O que você realmente precisa saber sobre o Regime de Caixa.

Atenção a dois pontos importantes para começar a entender o Regime de Caixa:

1. Saldo positivo no banco não tem nada a ver com Lucro

2. Saldo negativo no banco não tem nada a ver com Prejuízo

 

A razão para isso está nos dois conceitos que vamos descrever neste tópico: Regime de Caixa e Regime de Competência.

 

Regime de Caixa é o mais fácil de entender, é o que entra e sai de dinheiro da empresa. Normalmente as entradas são decorrentes dos recebimentos das vendas (à vista ou a prazo) e as saídas são para pagamentos de despesas ou compras de produtos.

 

O mundo seria lindo se tudo pudesse ser controlado só pelo Regime de Caixa, mas aí tudo teria que ser pago ou recebido à vista, até os impostos e os salários, por exemplo, como se tivéssemos que pagar um pouquinho dessas despesas todos os dias.

 

Mas felizmente as coisas não funcionam assim. Imagine ter que fazer pagamentos picados aos funcionários todos os dias? Recolher uma guia de imposto por dia? Pagar a energia elétrica e o aluguel diariamente? Ficaríamos loucos.

 

Para não ficarmos loucos, criamos os prazos de pagamento: o imposto referente ao mês de abril pode ser pago até o fim de maio, para os salários é a mesma coisa, o 13º só é pago ao final do ano, pagamos nossos fornecedores com 30/60/90 dias e às vezes concedemos prazos para nossos clientes também.

Então a contabilidade precisou criar um sistema para monitorar o desempenho das empresas considerando todos esses prazos diferentes. Esse sistema é chamado de Regime de Competência.

 

Importante: O Regime de Competência não olha para o caixa ele olha para as ocorrências dentro de um período.
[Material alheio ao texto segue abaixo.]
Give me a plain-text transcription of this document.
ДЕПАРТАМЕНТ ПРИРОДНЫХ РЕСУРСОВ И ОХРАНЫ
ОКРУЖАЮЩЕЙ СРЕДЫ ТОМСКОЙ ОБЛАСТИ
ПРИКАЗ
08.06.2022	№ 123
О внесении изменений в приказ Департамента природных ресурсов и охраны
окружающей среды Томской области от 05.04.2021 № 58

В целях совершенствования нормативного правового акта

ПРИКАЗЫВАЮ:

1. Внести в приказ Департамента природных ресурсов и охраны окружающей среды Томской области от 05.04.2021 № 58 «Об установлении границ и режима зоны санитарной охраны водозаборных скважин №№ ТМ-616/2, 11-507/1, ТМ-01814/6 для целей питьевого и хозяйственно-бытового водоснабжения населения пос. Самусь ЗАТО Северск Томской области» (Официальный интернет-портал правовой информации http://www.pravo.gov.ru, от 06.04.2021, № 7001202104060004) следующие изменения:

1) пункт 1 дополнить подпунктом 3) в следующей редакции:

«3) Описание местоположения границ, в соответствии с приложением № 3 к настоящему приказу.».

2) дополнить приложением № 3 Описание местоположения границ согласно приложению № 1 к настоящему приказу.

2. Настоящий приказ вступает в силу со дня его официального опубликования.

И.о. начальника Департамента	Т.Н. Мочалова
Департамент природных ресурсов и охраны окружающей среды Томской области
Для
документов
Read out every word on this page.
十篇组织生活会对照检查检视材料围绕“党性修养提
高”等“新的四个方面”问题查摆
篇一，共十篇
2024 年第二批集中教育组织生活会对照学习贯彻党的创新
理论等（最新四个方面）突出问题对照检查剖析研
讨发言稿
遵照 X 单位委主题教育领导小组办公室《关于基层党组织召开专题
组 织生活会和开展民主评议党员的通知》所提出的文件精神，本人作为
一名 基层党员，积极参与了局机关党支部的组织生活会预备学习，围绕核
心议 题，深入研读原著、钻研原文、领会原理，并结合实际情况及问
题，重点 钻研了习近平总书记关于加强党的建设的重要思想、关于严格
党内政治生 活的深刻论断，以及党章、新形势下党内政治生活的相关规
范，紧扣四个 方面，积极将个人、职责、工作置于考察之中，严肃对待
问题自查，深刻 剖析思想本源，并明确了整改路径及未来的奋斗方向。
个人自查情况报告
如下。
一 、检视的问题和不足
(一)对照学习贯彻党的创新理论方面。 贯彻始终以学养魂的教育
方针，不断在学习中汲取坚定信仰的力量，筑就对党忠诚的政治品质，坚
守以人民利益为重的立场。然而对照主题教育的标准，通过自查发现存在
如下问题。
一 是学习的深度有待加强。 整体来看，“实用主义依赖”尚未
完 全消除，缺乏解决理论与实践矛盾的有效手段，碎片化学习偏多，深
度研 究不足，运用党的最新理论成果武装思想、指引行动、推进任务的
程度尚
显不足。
Por exemplo, uma venda ou despesa feita em março com prazo de pagamento de 30 dias, deve ser registrada em março e não em abril. A mesma coisa vale para todas as outras ocorrências a prazo.

Vamos criar um exemplo para as coisas ficarem mais claras:

A Empresa A teve as seguintes ocorrências no mês de junho de 2015:

Dia 01 – Compra de produtos para revenda no valor de R$1.500 com prazo de 30 dias para pagamento.

Dia 05 – Pagamento de salários referentes a maio/2015 no valor de R$800.

Dia 10 – Todos os produtos comprados no dia 01 são vendidos por R$2.500, sendo metade à vista e a outra metade com prazo de 30 dias.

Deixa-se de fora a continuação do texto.